No surprise here: people that live in the colder north don't get enough exercise. I assume this is true for other countries like Russia as well.
Northerners weigh more and exercise less than their southern cousins, and new research suggests the growing gap between the regions could be setting up the Arctic for higher rates of chronic disease from strokes to diabetes.
“There are potentially higher chronic disease risk factors in northern Canadian compared with southern Canadian populations,” says Kathleen Deering, one of the authors of the paper in the most recent Canadian Journal of Public Health.
“The higher risk factors would point to the potential for higher chronic disease prevalence in the future.”
Northern Canada has long had higher rates of conditions such as respiratory disease that are blamed on factors including cramped, poorly ventilated houses.
and:
Southerners are also consuming less booze and tobacco.
Smoking dropped by 13 per cent in the North, but by 20 per cent in the South. The percentage of regular drinkers grew more than nine per cent in the North, outpacing the southern growth of less than six per cent.
The percentage of obese or overweight northerners increased 10 per cent, as compared with only seven per cent of southerners.
One easy way for cities to combat this is to set up areas like Devonian Gardens in Calgary:
...a fairly large indoor area that is full of plants and water and fish and all the rest, where you're able to see tons of people frequent in the winter when the temperature gets down to -30 and below and people want to remember what summer felt like.
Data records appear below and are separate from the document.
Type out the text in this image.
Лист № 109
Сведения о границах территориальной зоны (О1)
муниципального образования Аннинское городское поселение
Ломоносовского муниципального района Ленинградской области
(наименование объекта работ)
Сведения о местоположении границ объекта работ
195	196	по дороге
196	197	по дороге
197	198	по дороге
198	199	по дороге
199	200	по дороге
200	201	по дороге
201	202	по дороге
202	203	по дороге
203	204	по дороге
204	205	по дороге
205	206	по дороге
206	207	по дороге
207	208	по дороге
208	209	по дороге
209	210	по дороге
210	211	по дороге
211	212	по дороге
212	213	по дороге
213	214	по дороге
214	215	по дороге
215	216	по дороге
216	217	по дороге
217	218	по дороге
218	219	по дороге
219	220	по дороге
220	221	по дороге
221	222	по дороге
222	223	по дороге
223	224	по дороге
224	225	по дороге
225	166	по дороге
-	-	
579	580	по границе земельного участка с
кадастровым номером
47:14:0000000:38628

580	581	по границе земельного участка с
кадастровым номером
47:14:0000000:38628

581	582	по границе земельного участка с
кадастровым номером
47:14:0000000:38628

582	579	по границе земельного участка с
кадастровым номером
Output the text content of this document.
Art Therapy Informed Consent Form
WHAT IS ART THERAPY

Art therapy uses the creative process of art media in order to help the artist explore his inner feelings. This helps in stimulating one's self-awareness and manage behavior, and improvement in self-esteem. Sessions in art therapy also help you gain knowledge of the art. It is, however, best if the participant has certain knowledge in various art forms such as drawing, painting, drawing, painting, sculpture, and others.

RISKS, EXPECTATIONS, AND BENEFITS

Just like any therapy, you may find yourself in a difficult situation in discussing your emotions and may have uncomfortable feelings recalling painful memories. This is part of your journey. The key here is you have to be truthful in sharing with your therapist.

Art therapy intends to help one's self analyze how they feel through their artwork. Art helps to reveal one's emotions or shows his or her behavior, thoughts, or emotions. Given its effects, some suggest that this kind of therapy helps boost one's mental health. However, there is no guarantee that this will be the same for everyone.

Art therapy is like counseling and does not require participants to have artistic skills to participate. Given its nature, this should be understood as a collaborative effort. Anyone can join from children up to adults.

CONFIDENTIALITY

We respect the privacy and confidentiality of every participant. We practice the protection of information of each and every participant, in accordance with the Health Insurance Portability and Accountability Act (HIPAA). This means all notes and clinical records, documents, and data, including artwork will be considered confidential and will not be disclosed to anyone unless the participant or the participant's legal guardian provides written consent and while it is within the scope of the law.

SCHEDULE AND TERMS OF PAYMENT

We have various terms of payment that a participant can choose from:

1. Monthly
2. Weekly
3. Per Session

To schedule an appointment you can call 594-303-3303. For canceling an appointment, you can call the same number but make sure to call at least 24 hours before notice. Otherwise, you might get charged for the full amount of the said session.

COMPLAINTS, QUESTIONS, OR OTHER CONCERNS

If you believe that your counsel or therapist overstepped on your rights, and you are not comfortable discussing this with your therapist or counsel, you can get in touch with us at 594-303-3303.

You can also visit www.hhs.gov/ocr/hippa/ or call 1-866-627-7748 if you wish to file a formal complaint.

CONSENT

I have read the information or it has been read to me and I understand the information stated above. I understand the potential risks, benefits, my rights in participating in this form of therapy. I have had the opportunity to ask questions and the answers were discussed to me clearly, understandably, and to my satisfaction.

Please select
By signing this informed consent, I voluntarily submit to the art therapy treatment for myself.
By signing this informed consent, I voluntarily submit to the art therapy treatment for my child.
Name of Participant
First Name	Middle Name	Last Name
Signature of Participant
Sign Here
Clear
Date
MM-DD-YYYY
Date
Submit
With just the right lighting this can also be effective against seasonal affective disorder (AKA the winter blues).
This doesn't come for free, of course. A city would have to weigh the benefits (healthier and happier citizens) of creating areas like this against the costs, but luckily there are ways to recoup costs. At the Devonian Gardens there are donation boxes, and there are machines where one pays for a handful of fish food to give to the carp. It would also be quite easy to charge a small admission fee (probably no more than $0.50, otherwise it would discourage people from going) to recoup costs.